To overcome this limitation, Jasanoff designed the sensor to incorporate so-called “superparamagnetic nanoparticles” — extra strength molecular-sized magnets that had previously been designed for ultrasensitive tumour imaging. Because the new calcium sensor based on these particles produces large MRI contrast changes, it may be used at low concentrations that will not perturb organisms.

Jasanoff’s sensor is actually made from two similar types of superparamagnetic nanoparticles. One is attached to a short corkscrew-shaped protein segment called M13, and the other is attached to another protein called calmodulin, that binds to M13 in the presence of calcium. When calcium levels rise, the two types of particle stick to each like Velcro-coated balls. They form aggregates that in turn affect MRI contrast. A characteristic of sensors that work this way is called “T2 relaxivity.” This property makes the sensors suitable for use in powerful MRI scanners capable of producing very high-resolution images. Also important to the new calcium sensor’s function is the fact that its aggregation and readout are reversible. This property allows it to indicate the temporal dynamics of calcium-related neural activity, such as the sequence in which populations of cells become active, or the synchronization of neurons during certain behaviours.

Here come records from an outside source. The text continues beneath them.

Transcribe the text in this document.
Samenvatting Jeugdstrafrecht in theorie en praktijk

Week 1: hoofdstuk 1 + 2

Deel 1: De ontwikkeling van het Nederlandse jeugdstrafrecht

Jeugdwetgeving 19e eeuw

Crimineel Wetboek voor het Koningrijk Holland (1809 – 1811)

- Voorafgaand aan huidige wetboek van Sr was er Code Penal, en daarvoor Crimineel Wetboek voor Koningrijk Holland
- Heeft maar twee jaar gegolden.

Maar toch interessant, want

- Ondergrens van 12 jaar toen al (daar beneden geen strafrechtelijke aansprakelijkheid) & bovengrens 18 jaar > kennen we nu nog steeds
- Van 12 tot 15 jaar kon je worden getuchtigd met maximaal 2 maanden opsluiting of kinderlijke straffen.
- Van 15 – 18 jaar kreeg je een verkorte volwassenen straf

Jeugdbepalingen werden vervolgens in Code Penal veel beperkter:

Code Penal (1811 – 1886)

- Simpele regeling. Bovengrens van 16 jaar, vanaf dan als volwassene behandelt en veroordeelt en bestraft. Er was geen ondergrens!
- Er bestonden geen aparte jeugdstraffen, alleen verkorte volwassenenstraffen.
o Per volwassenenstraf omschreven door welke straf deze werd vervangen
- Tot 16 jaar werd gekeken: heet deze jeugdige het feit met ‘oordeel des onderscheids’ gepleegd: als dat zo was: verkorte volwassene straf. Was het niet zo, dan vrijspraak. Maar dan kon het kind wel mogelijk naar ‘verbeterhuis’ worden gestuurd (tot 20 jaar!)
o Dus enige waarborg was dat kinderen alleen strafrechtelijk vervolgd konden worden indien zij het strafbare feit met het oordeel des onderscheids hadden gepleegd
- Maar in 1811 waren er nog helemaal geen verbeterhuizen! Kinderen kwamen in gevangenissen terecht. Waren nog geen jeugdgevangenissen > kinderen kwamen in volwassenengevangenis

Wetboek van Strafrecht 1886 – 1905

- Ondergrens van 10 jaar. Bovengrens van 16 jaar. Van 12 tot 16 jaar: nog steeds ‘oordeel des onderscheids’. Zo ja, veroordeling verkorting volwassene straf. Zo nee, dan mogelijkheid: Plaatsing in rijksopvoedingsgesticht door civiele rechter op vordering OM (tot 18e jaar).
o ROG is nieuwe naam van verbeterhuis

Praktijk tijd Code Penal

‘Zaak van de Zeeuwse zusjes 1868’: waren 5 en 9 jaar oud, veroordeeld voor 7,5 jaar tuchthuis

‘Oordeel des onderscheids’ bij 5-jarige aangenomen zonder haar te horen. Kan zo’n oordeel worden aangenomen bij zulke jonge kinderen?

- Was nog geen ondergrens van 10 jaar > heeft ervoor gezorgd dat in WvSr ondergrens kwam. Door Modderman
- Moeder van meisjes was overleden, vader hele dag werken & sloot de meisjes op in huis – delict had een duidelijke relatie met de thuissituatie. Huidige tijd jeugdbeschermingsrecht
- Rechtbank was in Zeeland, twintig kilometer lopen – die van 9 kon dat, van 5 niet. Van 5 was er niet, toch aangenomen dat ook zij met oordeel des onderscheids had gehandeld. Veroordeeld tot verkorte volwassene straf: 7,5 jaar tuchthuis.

Jasanoff is currently working on non-invasive methods to deliver the calcium sensor to brain cells in vivo, focusing on small animals like flies and rats. Graduate student Tatjana Atanasijevic, who is the lead author on the PNAS paper, is optimizing properties of the sensor for applications in animals. Meanwhile, others in Jasanoff’s group are changing the makeup of the nanoparticle so that it can target specific genetic characteristics or different populations of neurons, such as inhibitory or excitatory neurons or those that produce specific neurotransmitters.

“These will be tools for making the shift from imaging gross functional properties of the brain through its haemodynamic changes to a fine tuned analysis based on information flow involving cells and circuits,” Jasanoff said. “There are many potential applications for studying learning, memory, and behaviour, and we need the new tools to get to the applications.”

In addition to his appointment as an associate member of the McGovern Institute, Jasanoff is Assistant Professor in the Departments of Nuclear Science & Engineering, Brain & Cognitive Sciences, and Biological Engineering Division. This research is supported by grants from the Raymond & Beverley Sackler Foundation and the NIH/NIBIB, and a McKnight Foundation Technological Innovations in Neuroscience award.